I got up a bit after 5 am on Saturday, loaded up the car, drove over to Starbucks just after they opened at 5:30, and then headed over to mid-city to pick up Elliott. It's about an hour drive to Vacherie, where the TTT was being held, and looking at the big dark clouds I knew we were going to get wet. We arrived around 7 am as planned and I went about setting up the tent and everything in the rain. We put the tent in the corner of the Jubilee Truck Stop parking lot because there was something there to which we could secure the tent to keep it from blowing away if and when a bug thunderstorm came through. Unfortunately, but the time we got it up it was raining hard enough that we were standing in a couple of inches of water. I eventually fired up the generator, being careful to keep the cable more or less out of the standing water, and they started registering teams. Naturally the weather had scared away a few teams. We were the only Cat. 1/2 team, but there were three for the Cat. 4s and two for the Masters. On the down side, that meant we'd be the first team to start. I was fully expecting that we'd be passed by at least a couple of other teams.

Trying the Mio Link HRM
After a fifteen minute rain delay we started out in a light drizzle. Steve led us out, with me, Elliott and Phil following. Steve and I are reasonably close in size, but Elliott is much taller than I, and Phil is probably a bit taller still. Basically, Steve and I were going to be getting a nice draft, Elliott and Phil - not so much. Elliott had a TT bike, as did Steve, but Phil was on his regular road bike without even aerobars. I knew he was in for a hard ride.

Easy to see who was getting the better draft!
On the way out we had a bit of a tailwind. With the light rain and foggy face shield on my TT helmet it was very difficult to read my computer. Everyone else was having the same problem. I was using my new Mio Link optical heart rate monitor, which was working fine, apparently. I never looked at my heart rate during the ride. From the start, Phil was taking rather long pulls, and we were rolling along pretty smoothly. Given our lack of warmup and mix of abilities, I was happy with our 26.5 mph average speed for the outbound leg.

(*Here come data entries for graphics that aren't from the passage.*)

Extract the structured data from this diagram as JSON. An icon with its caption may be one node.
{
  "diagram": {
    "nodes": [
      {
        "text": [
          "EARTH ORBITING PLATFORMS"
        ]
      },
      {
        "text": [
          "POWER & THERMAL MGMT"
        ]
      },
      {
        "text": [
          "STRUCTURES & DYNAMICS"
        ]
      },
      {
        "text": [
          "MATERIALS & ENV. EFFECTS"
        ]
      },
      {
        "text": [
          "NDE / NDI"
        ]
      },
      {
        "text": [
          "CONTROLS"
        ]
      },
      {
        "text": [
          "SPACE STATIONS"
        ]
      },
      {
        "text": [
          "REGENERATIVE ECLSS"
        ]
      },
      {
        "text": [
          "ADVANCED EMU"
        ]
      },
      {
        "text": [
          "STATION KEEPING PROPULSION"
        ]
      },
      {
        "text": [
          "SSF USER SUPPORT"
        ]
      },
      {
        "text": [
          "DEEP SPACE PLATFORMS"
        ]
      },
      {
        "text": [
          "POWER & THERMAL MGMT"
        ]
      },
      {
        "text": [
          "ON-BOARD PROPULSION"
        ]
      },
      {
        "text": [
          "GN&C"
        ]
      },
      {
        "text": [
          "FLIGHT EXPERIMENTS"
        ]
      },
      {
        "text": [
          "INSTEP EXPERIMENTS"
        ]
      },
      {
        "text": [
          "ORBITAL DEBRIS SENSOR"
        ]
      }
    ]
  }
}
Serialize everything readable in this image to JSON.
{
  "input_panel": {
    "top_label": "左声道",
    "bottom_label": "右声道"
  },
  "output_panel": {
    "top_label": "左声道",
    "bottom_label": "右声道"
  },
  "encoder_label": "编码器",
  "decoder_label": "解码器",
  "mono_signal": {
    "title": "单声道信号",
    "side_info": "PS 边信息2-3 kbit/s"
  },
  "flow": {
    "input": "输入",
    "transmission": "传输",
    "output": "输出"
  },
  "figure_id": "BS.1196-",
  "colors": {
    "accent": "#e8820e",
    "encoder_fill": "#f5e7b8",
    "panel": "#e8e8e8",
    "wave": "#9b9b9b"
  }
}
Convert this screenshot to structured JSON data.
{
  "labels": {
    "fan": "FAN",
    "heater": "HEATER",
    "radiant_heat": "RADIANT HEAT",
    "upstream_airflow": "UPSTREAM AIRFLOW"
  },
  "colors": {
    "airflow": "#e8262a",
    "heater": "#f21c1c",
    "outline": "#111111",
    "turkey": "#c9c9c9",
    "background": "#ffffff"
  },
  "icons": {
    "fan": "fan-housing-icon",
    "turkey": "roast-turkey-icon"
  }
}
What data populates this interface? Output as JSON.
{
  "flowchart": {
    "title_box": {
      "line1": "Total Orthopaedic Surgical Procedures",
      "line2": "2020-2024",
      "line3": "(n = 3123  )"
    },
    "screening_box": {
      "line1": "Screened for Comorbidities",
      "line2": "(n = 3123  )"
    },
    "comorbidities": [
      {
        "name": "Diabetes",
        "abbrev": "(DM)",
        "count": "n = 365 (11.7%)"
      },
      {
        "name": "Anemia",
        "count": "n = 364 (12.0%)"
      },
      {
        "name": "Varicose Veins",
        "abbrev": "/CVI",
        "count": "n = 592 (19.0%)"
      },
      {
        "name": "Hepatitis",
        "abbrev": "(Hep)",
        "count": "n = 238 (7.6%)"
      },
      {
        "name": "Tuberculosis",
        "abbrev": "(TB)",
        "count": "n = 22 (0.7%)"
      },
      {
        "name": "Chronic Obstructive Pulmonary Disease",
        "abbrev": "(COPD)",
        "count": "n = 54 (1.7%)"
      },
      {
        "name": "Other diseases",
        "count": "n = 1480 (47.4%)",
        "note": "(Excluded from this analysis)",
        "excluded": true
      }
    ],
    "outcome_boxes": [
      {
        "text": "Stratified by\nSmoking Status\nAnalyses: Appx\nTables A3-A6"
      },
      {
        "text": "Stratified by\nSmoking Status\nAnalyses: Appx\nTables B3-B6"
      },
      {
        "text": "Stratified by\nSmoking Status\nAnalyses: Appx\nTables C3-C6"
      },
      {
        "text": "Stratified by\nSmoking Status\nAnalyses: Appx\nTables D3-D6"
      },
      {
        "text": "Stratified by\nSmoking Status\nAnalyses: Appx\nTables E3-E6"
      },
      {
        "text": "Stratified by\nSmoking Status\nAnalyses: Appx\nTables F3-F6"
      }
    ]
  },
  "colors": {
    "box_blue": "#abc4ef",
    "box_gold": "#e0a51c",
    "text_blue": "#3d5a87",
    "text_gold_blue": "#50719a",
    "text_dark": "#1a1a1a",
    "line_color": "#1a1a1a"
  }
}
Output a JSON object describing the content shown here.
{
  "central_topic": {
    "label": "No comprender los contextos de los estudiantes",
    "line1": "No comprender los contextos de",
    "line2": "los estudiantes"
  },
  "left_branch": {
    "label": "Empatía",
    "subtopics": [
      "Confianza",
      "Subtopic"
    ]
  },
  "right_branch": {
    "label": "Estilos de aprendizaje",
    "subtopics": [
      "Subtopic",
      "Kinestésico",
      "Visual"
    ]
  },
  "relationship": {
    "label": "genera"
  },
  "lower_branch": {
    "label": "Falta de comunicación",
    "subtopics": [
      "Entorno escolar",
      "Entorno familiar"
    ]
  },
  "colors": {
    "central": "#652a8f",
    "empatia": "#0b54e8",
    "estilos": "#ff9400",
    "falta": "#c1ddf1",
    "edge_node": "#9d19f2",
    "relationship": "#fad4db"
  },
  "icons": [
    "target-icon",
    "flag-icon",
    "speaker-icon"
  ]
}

We definitely could have gone a bit faster, but I'm pretty sure that would have resulted in at least one rider blowing up completely on the return trip.

Cat. 4 podium
At the turnaround we somehow got pretty badly separated and Steve and I had to wait up a bit for everybody to come back together. There was an increasing headwind all the way back, but at least the rain had pretty much stopped by then. By the time we were halfway back Phil was starting to show the strain of being the biggest guy in the paceline, and together with our accumulating fatigue and the headwind that kept our speed for the return trip down to around 24 mph, so by the finish I was showing a 25.0 mph average. I knew we'd be minutes slower than some of the other teams, but I hadn't been expecting we could do anything better than 26, so I wasn't too disappointed. Our Cat. 4 team did a really good ride and won the Cat. 4 category, posting the 3rd fastest time overall, so that was great.

I think everyone who raced had a good day. The rain wasn't really much of a problem and fortunately we didn't have any issues with lightning. By the time we did the awards the sun was out and the street was almost dry.